James Turrell und László Moholy-Nagy, zwei Visionäre des Lichtraumes. Zwei Künstler ähnlichen Typus. So ähnlich, dass die verschiedenen Attribute, mit denen die beiden im Laufe der Zeit versehen worden sind, beinahe wechselseitig austauschbar erscheinen: „Künstler-Ingenieur“ und „kühner Experimentator“ 1 , „Lichtmagier, […] Naturwissenschaftler und Grenzgänger“ 2 , schließlich: „moderner Leonardo“ und „prototypischer Avantgardist […] des 20. Jahrhunderts“ 3 . Einer am Anfang, einer am Ende besagten Jahrhunderts angesiedelt, arbeiten beide vollkommen auf der Höhe ihrer jeweiligen Zeit, sind ihr streckenweise vielleicht sogar voraus. Dennoch, oder gerade deswegen - stehen sie ihr oftmals kritisch gegenüber. Beide betrieben bzw. betreiben gleichsam gegenstandslose Licht- (und) Raumkunst, die den Betrachter wie hypnotisiert in ihren Bann zu ziehen vermag. Beiden scheint dabei der künstlerische Ansatz gemeinsam zu sein, ihren Mitmenschen einen neuen Blick auf die jeweilige Zeit und ihr Verhältnis zu deren (technischen, medialen) Möglichkeiten eröffnen zu wollen.
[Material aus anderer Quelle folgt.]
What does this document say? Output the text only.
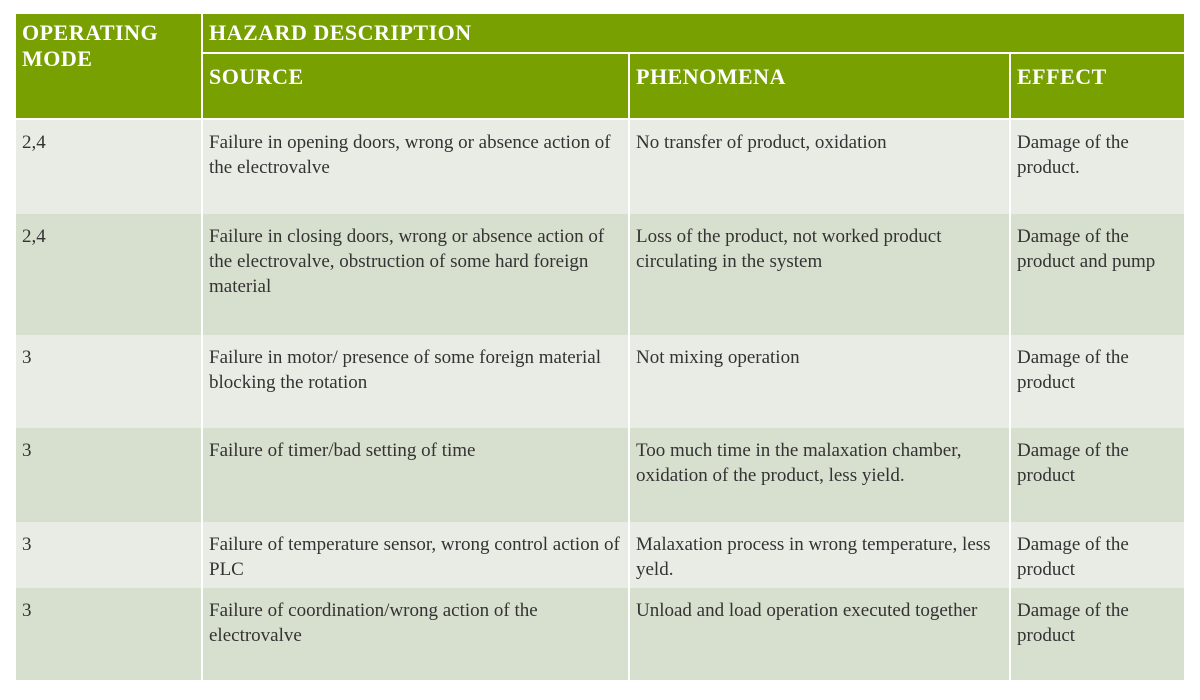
OPERATING MODE	HAZARD DESCRIPTION		
	SOURCE	PHENOMENA	EFFECT
2,4	Failure in opening doors, wrong or absence action of the electrovalve	No transfer of product, oxidation	Damage of the product.
2,4	Failure in closing doors, wrong or absence action of the electrovalve, obstruction of some hard foreign material	Loss of the product, not worked product circulating in the system	Damage of the product and pump
3	Failure in motor/ presence of some foreign material blocking the rotation	Not mixing operation	Damage of the product
3	Failure of timer/bad setting of time	Too much time in the malaxation chamber, oxidation of the product, less yield.	Damage of the product
3	Failure of temperature sensor, wrong control action of PLC	Malaxation process in wrong temperature, less yeld.	Damage of the product
3	Failure of coordination/wrong action of the electrovalve	Unload and load operation executed together	Damage of the product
Beide thematisieren das Sehen und die Wahrnehmung an sich und beide wollen im klassischen Sinne nichts ‚zeigen’ oder ‚ausstellen’, sondern den Prozess des Betrachtens und Erkennens selbst bewusst machen, befragen und in Bezug zum Leben darum herum setzen, ihn gleichsam ‚durchleuchten’. Beide entdecken relativ früh in ihrem künstlerischen Leben das Licht als das dafür perfekt geeignete Medium, Instrument und Material. Beide setzen sich über vermeintlich strikte Feldertrennungen hinweg und nutzen für ihre Arbeiten fundierte, teils selbst erarbeitete (natur-) wissenschaftliche Grundlagen, die ihrer Kunst neue Türen öffnen. Beiden ist daher auch eine sehr experimentelle Arbeitsweise eigen. Beide wollen ihr ‚Publikum’ auf sich selbst zurückwerfen, zeigen ihm mit ihren Arbeiten gleichzeitig Grenzen und Fragen wie auch neue, noch nicht komplett er- und durchdachte geistige Räume auf. Schlussendlich sind sich beide dieser höchst philosophischen Dimension ihres Schaffens mehr als bewusst. Moholy-Nagy formuliert
1 vgl. David, Catherine: Vision, Motion, Emotion: Moholy-Nagys experimenteller Ansatz. in:
Documenta: 1991, S. 11.
2 Herwig: 2005, S.17.
3 David: 1991. S. 11.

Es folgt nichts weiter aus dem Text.